As I stare out at the expanse of the blue ocean, not having seen land in over three weeks, I contemplate all that I have learned, experienced, and accomplished on the current “Seafloor to Seabirds” voyage aboard Schmidt Ocean Institute’s R/V Falkor. My name is Bianca Keys, and I am currently in my final year in a bachelor’s degree in Animal Ecology at the University of the Sunshine Coast. Having been passionate about seabirds for many years, I was ecstatic to be offered the opportunity as a volunteer scientist for Birdlife Australia, observing seabirds and marine mammals in their natural habitat.
While I have previous surveying experience, this is my first voyage at sea. I am considered the bird “expert” onboard and have also been tasked with training the other fantastic students in observation protocols—all while learning them myself! Through our daily observations of the entertaining Red-Footed Boobies, Terns, and graceful gliding of the Wedge-tailed Shearwaters and Frigatebirds, we started to question how they cope in such a demanding lifestyle. Some questions I could answer, and others I could not. I decided to go down the proverbial rabbit hole to see what I could find.
The sea can be perilous, vast, secluded, and unforgiving—even more so if you are a seabird. Despite this, many seabirds spend the majority of their lives in this harsh environment. Different species can go anywhere from a day to years without ever touching land. To survive, marine birds have evolved remarkable adaptations that enable them to thrive. One such adaptation is specialised nasal glands that help to excrete highly concentrated salty fluids from their bloodstream after the ingestion of seawater. Another adaptation that has often left me mesmerised is their graceful gliding flight. This ability is primarily due to high aspect ratios (wingspan relative to wing area) and high wing loading (wingspan relative to body weight), signifying that they have long, narrow wings with lighter body weights. It allows them to easily ride on air currents, elevating them far into the sky, or great agility to glide along the water’s surface.
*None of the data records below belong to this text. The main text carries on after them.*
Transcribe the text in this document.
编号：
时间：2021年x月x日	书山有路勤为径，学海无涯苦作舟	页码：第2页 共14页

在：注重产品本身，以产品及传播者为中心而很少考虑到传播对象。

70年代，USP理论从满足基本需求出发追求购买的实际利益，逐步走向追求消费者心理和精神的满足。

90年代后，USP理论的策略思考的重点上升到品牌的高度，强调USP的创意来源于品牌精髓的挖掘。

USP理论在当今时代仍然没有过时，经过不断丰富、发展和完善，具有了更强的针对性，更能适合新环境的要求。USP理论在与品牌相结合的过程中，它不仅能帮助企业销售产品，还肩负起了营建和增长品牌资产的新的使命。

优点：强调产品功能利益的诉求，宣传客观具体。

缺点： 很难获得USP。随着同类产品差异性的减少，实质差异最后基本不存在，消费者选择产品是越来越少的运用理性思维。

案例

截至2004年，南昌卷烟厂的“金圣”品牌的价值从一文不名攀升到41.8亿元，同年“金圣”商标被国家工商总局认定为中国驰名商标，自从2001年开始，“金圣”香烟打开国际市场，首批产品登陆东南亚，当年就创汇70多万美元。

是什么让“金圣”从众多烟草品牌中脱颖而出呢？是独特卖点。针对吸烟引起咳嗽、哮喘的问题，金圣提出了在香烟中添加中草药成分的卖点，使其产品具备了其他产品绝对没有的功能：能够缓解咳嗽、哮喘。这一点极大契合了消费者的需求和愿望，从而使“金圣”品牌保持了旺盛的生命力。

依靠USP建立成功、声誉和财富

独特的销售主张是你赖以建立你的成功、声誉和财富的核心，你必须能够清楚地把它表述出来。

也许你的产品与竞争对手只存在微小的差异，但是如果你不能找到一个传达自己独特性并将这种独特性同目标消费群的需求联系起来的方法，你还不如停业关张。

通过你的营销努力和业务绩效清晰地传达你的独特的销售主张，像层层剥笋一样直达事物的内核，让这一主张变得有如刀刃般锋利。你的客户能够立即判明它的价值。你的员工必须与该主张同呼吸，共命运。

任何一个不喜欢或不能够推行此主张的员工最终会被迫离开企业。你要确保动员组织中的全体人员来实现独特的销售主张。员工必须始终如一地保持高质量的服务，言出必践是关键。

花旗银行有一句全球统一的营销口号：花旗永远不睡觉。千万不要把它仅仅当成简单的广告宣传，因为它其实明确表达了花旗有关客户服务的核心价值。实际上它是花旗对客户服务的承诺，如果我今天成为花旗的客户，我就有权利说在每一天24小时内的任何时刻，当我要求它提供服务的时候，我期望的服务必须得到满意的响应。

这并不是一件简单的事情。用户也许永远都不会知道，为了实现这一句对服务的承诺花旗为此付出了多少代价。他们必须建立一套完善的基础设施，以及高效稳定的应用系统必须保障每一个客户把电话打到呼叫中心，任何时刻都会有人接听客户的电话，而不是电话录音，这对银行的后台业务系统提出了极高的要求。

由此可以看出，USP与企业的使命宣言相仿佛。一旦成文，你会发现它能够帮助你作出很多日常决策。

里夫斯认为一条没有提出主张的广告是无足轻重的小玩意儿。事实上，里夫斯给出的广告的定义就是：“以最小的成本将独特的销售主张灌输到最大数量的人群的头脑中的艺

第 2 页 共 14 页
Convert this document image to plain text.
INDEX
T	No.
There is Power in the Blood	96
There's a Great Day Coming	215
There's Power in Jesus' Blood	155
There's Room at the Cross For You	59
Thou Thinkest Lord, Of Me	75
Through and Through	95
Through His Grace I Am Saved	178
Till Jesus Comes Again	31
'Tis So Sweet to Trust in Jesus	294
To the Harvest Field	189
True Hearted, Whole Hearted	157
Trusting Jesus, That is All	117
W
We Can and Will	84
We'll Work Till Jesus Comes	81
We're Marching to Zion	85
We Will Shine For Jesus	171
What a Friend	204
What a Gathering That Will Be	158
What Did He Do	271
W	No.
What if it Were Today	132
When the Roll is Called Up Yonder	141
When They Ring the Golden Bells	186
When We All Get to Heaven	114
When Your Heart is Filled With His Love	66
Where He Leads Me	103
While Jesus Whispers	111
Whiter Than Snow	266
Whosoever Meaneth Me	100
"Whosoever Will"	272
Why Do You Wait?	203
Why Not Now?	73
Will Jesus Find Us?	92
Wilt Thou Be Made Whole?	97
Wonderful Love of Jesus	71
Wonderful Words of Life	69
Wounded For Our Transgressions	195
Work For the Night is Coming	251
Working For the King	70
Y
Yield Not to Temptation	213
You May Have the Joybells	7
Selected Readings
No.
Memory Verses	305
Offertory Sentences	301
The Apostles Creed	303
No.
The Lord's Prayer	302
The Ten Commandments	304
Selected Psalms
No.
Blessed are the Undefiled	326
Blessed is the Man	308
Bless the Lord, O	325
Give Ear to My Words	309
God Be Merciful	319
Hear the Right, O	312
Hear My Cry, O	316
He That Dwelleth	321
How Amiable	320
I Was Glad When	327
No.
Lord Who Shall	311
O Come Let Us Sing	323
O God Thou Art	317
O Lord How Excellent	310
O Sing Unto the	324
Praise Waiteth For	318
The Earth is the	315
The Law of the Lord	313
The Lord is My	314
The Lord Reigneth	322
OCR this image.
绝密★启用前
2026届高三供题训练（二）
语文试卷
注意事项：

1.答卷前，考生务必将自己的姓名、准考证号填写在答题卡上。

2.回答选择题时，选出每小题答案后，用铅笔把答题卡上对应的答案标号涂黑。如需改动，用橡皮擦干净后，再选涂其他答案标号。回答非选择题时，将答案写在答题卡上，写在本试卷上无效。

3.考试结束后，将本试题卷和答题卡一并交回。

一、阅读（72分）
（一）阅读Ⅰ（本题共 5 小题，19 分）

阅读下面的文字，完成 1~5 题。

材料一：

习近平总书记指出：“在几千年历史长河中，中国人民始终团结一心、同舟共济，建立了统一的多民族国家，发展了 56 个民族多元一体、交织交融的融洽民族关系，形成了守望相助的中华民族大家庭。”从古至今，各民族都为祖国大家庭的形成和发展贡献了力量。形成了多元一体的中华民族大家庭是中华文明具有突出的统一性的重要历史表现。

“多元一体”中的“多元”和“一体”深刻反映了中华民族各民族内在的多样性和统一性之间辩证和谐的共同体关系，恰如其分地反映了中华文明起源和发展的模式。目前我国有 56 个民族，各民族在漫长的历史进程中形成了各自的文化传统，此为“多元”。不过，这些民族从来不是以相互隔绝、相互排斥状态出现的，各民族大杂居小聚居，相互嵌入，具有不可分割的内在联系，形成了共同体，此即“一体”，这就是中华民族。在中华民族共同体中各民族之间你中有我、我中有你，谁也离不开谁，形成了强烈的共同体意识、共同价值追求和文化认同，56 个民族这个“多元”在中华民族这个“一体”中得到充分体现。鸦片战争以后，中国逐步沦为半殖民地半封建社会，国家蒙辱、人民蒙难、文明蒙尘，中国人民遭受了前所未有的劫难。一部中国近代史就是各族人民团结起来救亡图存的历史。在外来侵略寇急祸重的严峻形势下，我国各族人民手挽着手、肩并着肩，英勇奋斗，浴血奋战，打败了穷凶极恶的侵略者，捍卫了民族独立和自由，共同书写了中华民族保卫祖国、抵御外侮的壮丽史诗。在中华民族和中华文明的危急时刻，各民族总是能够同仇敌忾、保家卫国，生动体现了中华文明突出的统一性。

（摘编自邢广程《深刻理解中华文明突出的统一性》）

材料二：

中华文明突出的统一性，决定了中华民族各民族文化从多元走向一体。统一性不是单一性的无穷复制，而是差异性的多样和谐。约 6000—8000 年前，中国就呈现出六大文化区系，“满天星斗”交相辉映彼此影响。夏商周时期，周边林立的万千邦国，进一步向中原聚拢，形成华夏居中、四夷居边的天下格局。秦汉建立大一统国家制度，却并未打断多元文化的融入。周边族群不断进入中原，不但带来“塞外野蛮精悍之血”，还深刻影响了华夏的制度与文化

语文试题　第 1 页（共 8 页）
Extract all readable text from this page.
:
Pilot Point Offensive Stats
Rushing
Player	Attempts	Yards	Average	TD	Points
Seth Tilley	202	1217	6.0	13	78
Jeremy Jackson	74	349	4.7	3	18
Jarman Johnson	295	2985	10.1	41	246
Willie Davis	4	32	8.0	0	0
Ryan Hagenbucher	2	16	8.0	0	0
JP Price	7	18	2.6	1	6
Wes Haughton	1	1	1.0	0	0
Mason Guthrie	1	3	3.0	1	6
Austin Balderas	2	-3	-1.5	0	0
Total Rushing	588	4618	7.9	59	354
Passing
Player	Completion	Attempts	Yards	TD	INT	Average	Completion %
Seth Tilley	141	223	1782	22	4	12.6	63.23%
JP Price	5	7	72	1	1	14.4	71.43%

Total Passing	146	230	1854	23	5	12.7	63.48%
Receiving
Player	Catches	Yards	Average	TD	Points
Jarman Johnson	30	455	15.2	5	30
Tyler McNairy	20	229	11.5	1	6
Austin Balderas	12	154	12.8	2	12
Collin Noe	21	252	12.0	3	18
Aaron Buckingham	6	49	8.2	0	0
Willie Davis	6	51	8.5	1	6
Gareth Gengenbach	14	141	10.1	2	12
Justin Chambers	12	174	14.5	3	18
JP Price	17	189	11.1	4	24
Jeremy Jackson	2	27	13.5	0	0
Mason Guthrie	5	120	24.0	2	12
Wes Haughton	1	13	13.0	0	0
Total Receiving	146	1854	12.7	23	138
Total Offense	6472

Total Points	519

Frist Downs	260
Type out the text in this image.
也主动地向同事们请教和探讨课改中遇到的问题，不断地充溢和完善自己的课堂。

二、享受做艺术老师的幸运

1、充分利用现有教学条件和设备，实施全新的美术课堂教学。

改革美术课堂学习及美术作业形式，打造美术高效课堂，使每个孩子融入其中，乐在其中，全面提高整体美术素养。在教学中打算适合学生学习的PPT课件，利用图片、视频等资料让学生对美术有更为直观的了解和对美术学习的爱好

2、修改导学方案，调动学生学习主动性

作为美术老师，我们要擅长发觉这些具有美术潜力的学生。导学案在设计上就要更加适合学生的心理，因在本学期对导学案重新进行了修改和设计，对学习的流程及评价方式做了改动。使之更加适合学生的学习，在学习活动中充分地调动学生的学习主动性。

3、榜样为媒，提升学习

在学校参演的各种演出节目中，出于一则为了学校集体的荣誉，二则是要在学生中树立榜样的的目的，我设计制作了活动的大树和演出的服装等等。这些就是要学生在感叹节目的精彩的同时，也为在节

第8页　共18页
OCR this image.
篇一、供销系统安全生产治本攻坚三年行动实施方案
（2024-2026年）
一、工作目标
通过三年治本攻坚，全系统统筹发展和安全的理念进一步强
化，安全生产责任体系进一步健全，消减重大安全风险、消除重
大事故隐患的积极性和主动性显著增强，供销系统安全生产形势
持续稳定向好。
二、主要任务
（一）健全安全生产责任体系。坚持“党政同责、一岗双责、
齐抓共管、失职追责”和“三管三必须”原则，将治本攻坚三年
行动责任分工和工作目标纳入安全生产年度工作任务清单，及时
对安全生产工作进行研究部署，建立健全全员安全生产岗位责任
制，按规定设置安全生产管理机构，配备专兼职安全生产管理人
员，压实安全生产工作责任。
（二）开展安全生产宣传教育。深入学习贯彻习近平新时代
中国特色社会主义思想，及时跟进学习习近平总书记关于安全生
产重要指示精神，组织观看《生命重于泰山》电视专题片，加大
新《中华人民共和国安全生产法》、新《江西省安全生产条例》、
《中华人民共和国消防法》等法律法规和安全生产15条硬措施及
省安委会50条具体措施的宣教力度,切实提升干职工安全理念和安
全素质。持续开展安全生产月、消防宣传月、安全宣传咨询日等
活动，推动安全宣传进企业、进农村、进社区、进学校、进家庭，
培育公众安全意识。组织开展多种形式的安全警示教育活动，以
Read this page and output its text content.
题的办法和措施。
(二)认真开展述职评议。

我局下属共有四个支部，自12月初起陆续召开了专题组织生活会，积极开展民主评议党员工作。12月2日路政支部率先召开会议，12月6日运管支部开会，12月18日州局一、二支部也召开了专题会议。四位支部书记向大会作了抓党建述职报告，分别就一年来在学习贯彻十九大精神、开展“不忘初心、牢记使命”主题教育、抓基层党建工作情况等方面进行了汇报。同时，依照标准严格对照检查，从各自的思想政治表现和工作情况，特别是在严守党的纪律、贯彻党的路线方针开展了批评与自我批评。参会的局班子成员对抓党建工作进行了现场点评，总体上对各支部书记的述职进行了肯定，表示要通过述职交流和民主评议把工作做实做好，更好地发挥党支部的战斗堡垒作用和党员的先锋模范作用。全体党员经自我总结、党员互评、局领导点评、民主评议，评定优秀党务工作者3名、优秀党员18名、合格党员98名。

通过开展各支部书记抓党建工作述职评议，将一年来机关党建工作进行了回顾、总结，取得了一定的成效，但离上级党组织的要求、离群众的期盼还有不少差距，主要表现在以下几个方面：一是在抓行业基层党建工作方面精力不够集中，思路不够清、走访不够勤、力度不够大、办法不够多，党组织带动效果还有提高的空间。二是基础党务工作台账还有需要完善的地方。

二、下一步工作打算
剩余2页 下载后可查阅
I have often spotted a Great or Lesser Frigatebird far above, circling the ship without so much as one flap of its wings during my observations. Blink, and you’ll miss it as it disappears—ever higher and out of sight.
Incredible dives for flying fish by the Masked, Brown, and Red-footed Boobies are also regular occurrences. They display plunge dives at up to 24 m/s to capture their elusive prey (Chang et al., 2016). It is a wonderment that they escape without any injuries. But again, these marvellous creatures have developed solutions. A streamlined fusiform body shape is taken moments before entering the water, created by compressing their wings against their body. Their lack of external nostrils also protects them during high-impact dives. When you stop to look closely, you can appreciate how they have evolved to be perfectly suited to their environment.
My journey will continue at the Institute for Marine and Antarctic Studies (IMAS) at the University of Tasmania when I commence my Honours degree in July, assessing microplastic ingestion in shorebirds, sediment samples, and prey species. The current voyage has allowed me to build on critical skills in identification and behaviour that I hope to utilise again. Having the experience to learn first-hand from such inspiring animals will last me a lifetime, and I look forward to the next encounters!